Fallen veterans remembered during Memorial Day ceremony in Yokohama
By Dustin Perry
U.S. Army photos by Dustin Perry
Representatives from each branch of the U.S. military, allies such as the Royal British Legion, Veterans of Foreign Wars Post 1054, and organizations such as the Boy Scouts of America stand in line as they prepare to pay their respects to fallen service members during a Memorial Day ceremony held May 27 at the Yokohama War Cemetery in Hodogaya, Japan.
YOKOHAMA, Japan - "Honor" and "sacrifice" were the two words most often repeated by those who were at the Yokohama War Cemetery May 27 during a Memorial Day ceremony that paid tribute to fallen service members.
Representatives from each branch of the U.S. military, allies such as the Royal British Legion, and organizations such as the Boy Scouts of America each took part in the event, which was organized by the Veterans of Foreign Wars Post 1054, based at U.S. Fleet Activities Yokosuka.
The ceremony, which Post 1054 has been involved with "all [its] bloomin' life," the organization's adjutant said, is meant to provide those assembled with the opportunity to "pay respect to those who have gone before us; those who have made the ultimate sacrifice."
A bagpiper plays "Amazing Grace" as participants in the Memorial Day ceremony lay flowers and wreaths at the cemetery’s Cremation Memorial. A bugler, in the background, played taps near the end of the ceremony.
"It’s something that, if you don’t do, the sacrifices [of those service members] are diminished," said Mike Lutman, a retired command master chief who served 30 years in the Navy, "and we certainly don’t want to do that."

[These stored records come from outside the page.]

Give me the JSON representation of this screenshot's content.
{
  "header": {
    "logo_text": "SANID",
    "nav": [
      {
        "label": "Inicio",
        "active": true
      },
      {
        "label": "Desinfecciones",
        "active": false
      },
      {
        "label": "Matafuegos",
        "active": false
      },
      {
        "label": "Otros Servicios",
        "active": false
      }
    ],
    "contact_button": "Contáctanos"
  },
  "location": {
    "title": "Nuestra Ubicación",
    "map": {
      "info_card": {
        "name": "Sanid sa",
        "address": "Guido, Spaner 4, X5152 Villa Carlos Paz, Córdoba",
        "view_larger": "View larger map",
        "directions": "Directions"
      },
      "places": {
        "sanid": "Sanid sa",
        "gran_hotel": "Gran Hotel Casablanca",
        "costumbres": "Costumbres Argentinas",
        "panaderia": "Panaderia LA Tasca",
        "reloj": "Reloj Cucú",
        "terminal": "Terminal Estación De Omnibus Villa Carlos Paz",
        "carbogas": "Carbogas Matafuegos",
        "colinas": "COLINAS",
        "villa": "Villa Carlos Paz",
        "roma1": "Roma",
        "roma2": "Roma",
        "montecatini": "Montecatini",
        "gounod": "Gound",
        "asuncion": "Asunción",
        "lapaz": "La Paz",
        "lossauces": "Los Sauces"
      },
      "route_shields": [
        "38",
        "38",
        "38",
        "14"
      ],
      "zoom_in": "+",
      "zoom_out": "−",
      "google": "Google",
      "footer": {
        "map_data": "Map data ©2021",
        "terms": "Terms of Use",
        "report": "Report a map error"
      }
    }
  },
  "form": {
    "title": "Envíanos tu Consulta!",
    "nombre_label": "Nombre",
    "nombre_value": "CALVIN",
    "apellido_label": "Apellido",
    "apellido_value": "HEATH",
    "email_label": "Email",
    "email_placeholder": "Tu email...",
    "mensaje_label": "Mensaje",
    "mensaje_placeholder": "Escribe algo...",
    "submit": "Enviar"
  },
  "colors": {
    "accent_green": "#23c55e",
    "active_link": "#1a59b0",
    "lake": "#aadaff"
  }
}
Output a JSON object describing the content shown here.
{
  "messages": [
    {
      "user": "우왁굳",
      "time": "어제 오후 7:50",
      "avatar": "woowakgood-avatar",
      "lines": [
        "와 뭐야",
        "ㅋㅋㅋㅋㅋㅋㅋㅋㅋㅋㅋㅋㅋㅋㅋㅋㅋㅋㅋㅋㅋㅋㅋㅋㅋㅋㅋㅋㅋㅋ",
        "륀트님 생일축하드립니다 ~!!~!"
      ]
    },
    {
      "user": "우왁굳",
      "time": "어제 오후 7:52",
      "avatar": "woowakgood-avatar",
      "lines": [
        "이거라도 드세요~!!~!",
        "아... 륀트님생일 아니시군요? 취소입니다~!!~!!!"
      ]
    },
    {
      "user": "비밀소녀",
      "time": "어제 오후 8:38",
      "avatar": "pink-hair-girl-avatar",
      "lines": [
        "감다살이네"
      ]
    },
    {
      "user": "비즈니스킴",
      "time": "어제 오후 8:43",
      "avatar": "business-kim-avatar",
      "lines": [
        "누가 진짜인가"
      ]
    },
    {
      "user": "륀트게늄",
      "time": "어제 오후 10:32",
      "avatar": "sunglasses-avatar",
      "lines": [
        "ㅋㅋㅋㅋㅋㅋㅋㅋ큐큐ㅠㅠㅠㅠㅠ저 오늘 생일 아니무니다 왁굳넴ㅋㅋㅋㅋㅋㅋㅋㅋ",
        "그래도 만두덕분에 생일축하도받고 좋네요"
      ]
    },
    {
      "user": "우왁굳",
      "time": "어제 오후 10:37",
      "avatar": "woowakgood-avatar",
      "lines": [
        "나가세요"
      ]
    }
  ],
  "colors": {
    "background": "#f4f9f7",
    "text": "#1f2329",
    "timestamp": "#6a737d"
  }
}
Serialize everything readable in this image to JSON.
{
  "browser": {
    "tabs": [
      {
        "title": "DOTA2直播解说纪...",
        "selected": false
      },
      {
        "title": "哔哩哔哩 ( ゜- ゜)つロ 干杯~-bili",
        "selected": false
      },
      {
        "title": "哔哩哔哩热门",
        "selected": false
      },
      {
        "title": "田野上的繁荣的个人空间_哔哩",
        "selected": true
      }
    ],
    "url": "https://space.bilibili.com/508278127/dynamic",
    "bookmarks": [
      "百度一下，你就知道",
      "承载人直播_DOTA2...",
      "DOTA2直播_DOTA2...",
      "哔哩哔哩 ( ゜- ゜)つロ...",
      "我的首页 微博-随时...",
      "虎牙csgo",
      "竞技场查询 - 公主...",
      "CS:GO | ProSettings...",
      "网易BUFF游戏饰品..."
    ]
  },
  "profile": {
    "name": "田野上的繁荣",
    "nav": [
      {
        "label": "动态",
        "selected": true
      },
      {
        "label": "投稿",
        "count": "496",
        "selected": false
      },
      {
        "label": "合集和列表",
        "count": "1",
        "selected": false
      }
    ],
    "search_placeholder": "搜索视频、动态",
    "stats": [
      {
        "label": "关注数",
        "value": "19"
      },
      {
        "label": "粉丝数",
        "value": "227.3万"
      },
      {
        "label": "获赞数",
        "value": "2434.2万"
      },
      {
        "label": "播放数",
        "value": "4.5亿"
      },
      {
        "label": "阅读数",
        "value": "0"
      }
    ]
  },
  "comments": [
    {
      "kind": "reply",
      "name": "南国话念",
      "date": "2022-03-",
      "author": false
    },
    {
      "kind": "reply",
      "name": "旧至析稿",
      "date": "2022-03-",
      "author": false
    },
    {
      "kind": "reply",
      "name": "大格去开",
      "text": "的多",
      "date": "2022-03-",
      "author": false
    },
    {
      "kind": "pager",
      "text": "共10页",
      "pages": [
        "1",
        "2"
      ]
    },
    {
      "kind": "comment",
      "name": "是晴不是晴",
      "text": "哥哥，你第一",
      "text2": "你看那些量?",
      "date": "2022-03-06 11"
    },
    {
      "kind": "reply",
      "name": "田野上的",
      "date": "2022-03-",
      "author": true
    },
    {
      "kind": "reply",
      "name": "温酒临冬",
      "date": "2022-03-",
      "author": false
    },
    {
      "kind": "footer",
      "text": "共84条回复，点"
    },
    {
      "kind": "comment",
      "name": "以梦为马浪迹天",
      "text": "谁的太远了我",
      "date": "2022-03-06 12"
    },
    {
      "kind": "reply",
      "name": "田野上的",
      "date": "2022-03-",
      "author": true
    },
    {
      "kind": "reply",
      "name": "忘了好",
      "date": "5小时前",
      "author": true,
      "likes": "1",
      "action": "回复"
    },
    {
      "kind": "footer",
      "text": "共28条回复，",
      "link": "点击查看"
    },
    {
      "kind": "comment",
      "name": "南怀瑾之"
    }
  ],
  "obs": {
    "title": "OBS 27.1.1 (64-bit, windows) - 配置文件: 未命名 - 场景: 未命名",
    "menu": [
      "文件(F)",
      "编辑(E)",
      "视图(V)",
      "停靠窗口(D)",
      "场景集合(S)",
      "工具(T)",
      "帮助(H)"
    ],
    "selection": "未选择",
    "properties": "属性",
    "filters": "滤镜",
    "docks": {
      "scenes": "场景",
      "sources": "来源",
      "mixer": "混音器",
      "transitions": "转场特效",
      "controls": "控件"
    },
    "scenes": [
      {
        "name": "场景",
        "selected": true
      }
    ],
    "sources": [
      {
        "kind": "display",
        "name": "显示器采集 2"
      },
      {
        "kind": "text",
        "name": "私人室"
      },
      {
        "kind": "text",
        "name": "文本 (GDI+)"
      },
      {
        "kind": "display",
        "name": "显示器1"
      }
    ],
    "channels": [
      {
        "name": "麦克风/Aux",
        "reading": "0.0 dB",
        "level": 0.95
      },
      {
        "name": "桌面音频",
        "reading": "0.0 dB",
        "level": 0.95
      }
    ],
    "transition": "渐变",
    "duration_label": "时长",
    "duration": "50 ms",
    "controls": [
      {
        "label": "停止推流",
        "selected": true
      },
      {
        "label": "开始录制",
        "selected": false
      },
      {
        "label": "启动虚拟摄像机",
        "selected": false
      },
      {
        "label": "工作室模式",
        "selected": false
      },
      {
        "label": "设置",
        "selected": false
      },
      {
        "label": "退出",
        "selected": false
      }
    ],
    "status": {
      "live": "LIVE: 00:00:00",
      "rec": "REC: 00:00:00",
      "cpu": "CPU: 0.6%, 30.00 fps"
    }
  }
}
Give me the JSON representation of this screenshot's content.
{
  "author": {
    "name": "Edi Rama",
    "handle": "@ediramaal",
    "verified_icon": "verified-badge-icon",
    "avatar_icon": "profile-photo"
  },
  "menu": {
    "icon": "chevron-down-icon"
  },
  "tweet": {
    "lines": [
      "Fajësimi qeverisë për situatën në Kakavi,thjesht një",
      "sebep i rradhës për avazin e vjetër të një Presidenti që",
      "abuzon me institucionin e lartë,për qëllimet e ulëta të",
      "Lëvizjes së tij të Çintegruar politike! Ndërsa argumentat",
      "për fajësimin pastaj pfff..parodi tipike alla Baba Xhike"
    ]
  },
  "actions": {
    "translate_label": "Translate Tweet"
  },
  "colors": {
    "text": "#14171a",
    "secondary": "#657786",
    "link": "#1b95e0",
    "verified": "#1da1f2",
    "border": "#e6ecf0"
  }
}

Participants in the ceremony laid wreaths and flower bouquets at the cemetery’s Cremation Memorial, a shrine which houses an urn containing the ashes of 335 Soldiers, Sailors and Airmen from the U.S., the Commonwealth and the Netherlands who died as prisoners of war in Japan. Most offered words of tribute and thanks to the hundreds of thousands of history’s fallen veterans, but constant among those rendering honors was the silent salute they each gave at the shrine’s entrance.
"Those men and women gave their sacrifice for our freedom today," said Homer Kemper, a retired 22-year Navy veteran and outgoing Post 1054 commander. "I’m glad I was wearing dark sunglasses [during the ceremony] because I had many tears in my eyes; this event meant a lot to me."
The participation in the memorial by such a wide array of military services and other organizations was "very encouraging," said Col. Eric Tilley, commander of U.S. Army Garrison Japan. Sunday’s ceremony was the first in which Tilley took part since becoming the USAG-J commander last summer.
"Having spent a lot of time in Europe and seeing the [U.S.] memorials and cemeteries we have [there], it’s nice to see that those who died for our country over here in the Pacific are equally as honored," said Tilley.
Along with the many emotions that are stirred up in Lutman when he remembers fallen service members every Memorial Day, he added that he is also instilled with a sense of focus. Ceremonies such as Sunday’s remind him why they should be honored, he said.
"When I come to these ceremonies, it’s a poignant moment ... [that reminds] me why I’m part of the VFW in the first place," said Lutman.
The Yokohama War Cemetery was constructed after World War II and houses the graves of more than 1,500 service members - predominantly from the United Kingdom, Australia, Canada, New Zealand and India - who died in Japan as prisoners of war or with the occupying forces after the war. This includes 53 unidentified burials and a small number of special memorials to casualties known to be buried in the cemetery, whose graves could not be precisely located.
Also located on the cemetery’s grounds are a World War I burial and a Dutch War grave. In addition, the cemetery’s Post-war Plot contains 171 non-war service and civilian burials. The cemetery is open year-round for viewing, including holidays, from 8 a.m. to 5 p.m.